Nireuda trabalhou com a arte da xilogravura. Xilo é um prefixo que se refere à madeira. Xilogravura é, portanto, a arte feita sobre madeira. A técnica nasceu na Ásia, mas no Brasil marcou as expressões artísticas nordestinas – como a literatura de cordel. Nireuda Longobardi se interessou pela técnica na Faculdade de Belas Artes de São Paulo, onde se graduou em Educação Artística com habilitação em artes plásticas. Aprendeu, então, a desenvolver o processo que foi executado nas ilustrações do livro “O mágico di Ó”: “A gente começa lixando, impermeabilizando e limpando uma placa de madeira. Depois, é feito o processo de desenhar diretamente na madeira com um lápis macio. Em seguida, começa o processo de entalhe com goiva [uma espécie de pincel cortante com uma lâmina curta]. Tudo o que você tira da madeira fica em branco, em baixo relevo. E o que sobra, em alto relevo, é o que vai receber a camada de tinta”, explica.
Havia, no entanto, o desafio adicional de transportar as xilogravuras para as páginas de um livro: “É colocada uma folha de papel sobre a madeira-matriz e é feita uma pressão com ajuda de uma colher de pau ou uma prensa. Depois, o papel é retirado com cuidado e é pendurado em um barbante para a secagem”.
“O Mágico di Ó” traz ainda um outro elemento interessante: ele é, na verdade, a reprodução do roteiro do musical. Dessa forma, é construído todo em diálogo e traz as marcações que orientam diretores, atores e cenógrafos, de modo a se constituir também como um elemento rico para aqueles que têm interesse nas técnicas de produção de roteiros.
Mas, afinal de contas, como garantir que o leitor absorva toda a profundidade da obra lendo diálogos que, na teoria, são feitos para serem acompanhados pela interpretação dos atores, pelo faro do diretor, pelos figurinos, pelos cenários, pela música e pela iluminação do palco? Além das xilogravuras que ilustram a obra, o autor Vitor Rocha aposta na força das palavras. Que de tão fortes talvez sejam absorvidas de maneira ainda mais plena por escrito do que seriam em cima do palco: “Desde o começo imaginei que a história pudesse virar um livro. Existe uma costura de palavras e de referências que eu sempre quis que as pessoas observassem com mais calma. No teatro, esse não é o intuito. No palco, ele serve aos atores e a todo o resto. Eu queria que o público tivesse a oportunidade de ler com calma e observar esses detalhes na construção do texto”.

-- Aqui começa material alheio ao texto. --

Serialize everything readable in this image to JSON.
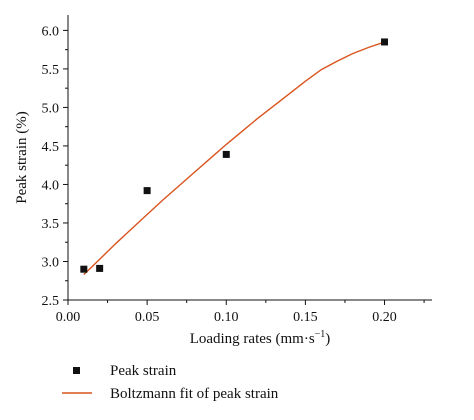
{
  "chart_data": {
    "type": "scatter",
    "xlabel": "Loading rates (mm·s",
    "xlabel_superscript": "−1",
    "xlabel_suffix": ")",
    "ylabel": "Peak strain (%)",
    "xlim": [
      0.0,
      0.23
    ],
    "ylim": [
      2.5,
      6.2
    ],
    "x_ticks": [
      0.0,
      0.05,
      0.1,
      0.15,
      0.2
    ],
    "x_tick_labels": [
      "0.00",
      "0.05",
      "0.10",
      "0.15",
      "0.20"
    ],
    "y_ticks": [
      2.5,
      3.0,
      3.5,
      4.0,
      4.5,
      5.0,
      5.5,
      6.0
    ],
    "y_tick_labels": [
      "2.5",
      "3.0",
      "3.5",
      "4.0",
      "4.5",
      "5.0",
      "5.5",
      "6.0"
    ],
    "grid": false,
    "legend_position": "bottom-left below plot",
    "series": [
      {
        "name": "Peak strain",
        "type": "scatter",
        "color": "#111111",
        "x": [
          0.01,
          0.02,
          0.05,
          0.1,
          0.2
        ],
        "y": [
          2.9,
          2.91,
          3.92,
          4.39,
          5.85
        ]
      },
      {
        "name": "Boltzmann fit of peak strain",
        "type": "line",
        "color": "#d9541e",
        "x": [
          0.01,
          0.02,
          0.03,
          0.04,
          0.05,
          0.06,
          0.07,
          0.08,
          0.09,
          0.1,
          0.11,
          0.12,
          0.13,
          0.14,
          0.15,
          0.16,
          0.17,
          0.18,
          0.19,
          0.2
        ],
        "y": [
          2.83,
          3.03,
          3.23,
          3.42,
          3.61,
          3.8,
          3.98,
          4.16,
          4.34,
          4.52,
          4.69,
          4.86,
          5.02,
          5.18,
          5.34,
          5.49,
          5.6,
          5.7,
          5.78,
          5.85
        ]
      }
    ]
  }
}
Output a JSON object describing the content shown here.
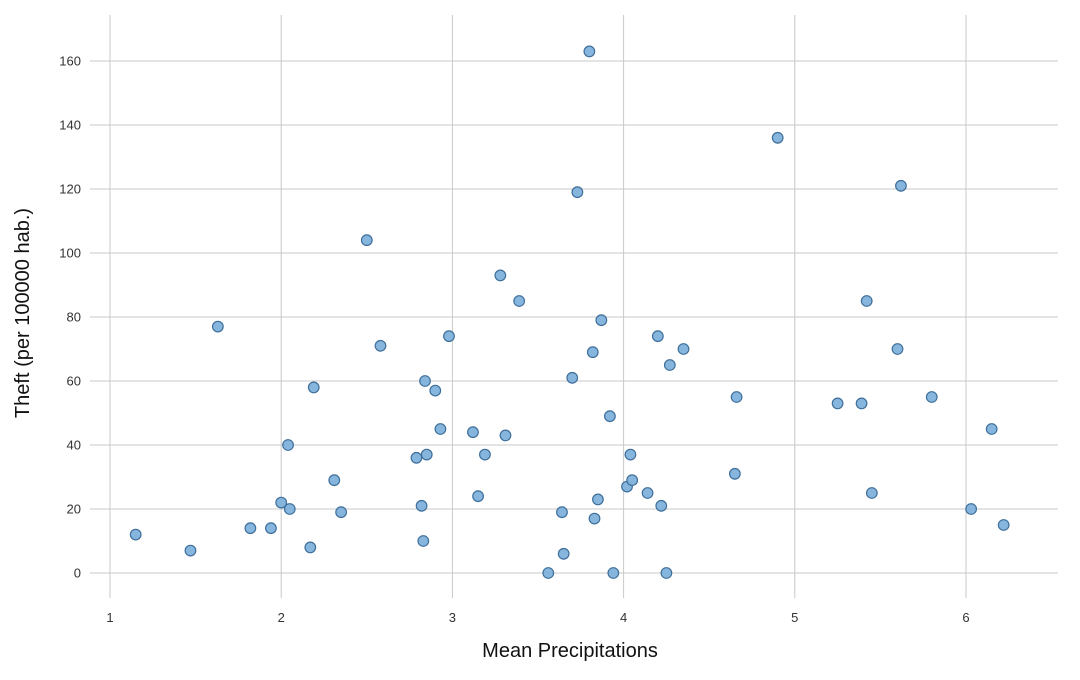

Um presente que ele comemora sobretudo pensando na memória de um país que ainda produz pouca dramaturgia: “É muito legal que a gente eternize um roteiro em formato de roteiro, que ele se perpetue. Para que outras escolas possam ler com os alunos, readaptar e trabalhar o teatro para além do conto de fadas. Não é dizer é o que o Leão faz. É dizer que o Leão está fazendo isso e você precisa interpretar desta forma. Tirar da narração em terceira pessoa é uma coisa muito poderosa”.
Há, portanto, uma infinidade de cenários e contextos nos quais a história original pode ser aproveitada. Em parte, com as mesmas lições. Ao mesmo tempo, observando como uma mesma narrativa pode ser contada e recontada de formas diferentes e com um impacto que jamais será o mesmo em dois lugares distintos. É assim, afinal de contas, que o autor pretende que a sua obra seja recebida: “’O Mágico di Ó’ ensina que não há lugar como o nosso lar. Mas isso vindo da boca de uma menina que vive em um ambiente familiar estável no Kansas é uma coisa. Outra coisa é ouvir isso de uma menina que é obrigada a deixar a sua terra por causa de questões sociais. Fazer com que ela acredite que esse é o melhor lugar do mundo provoca uma reflexão muito grande”.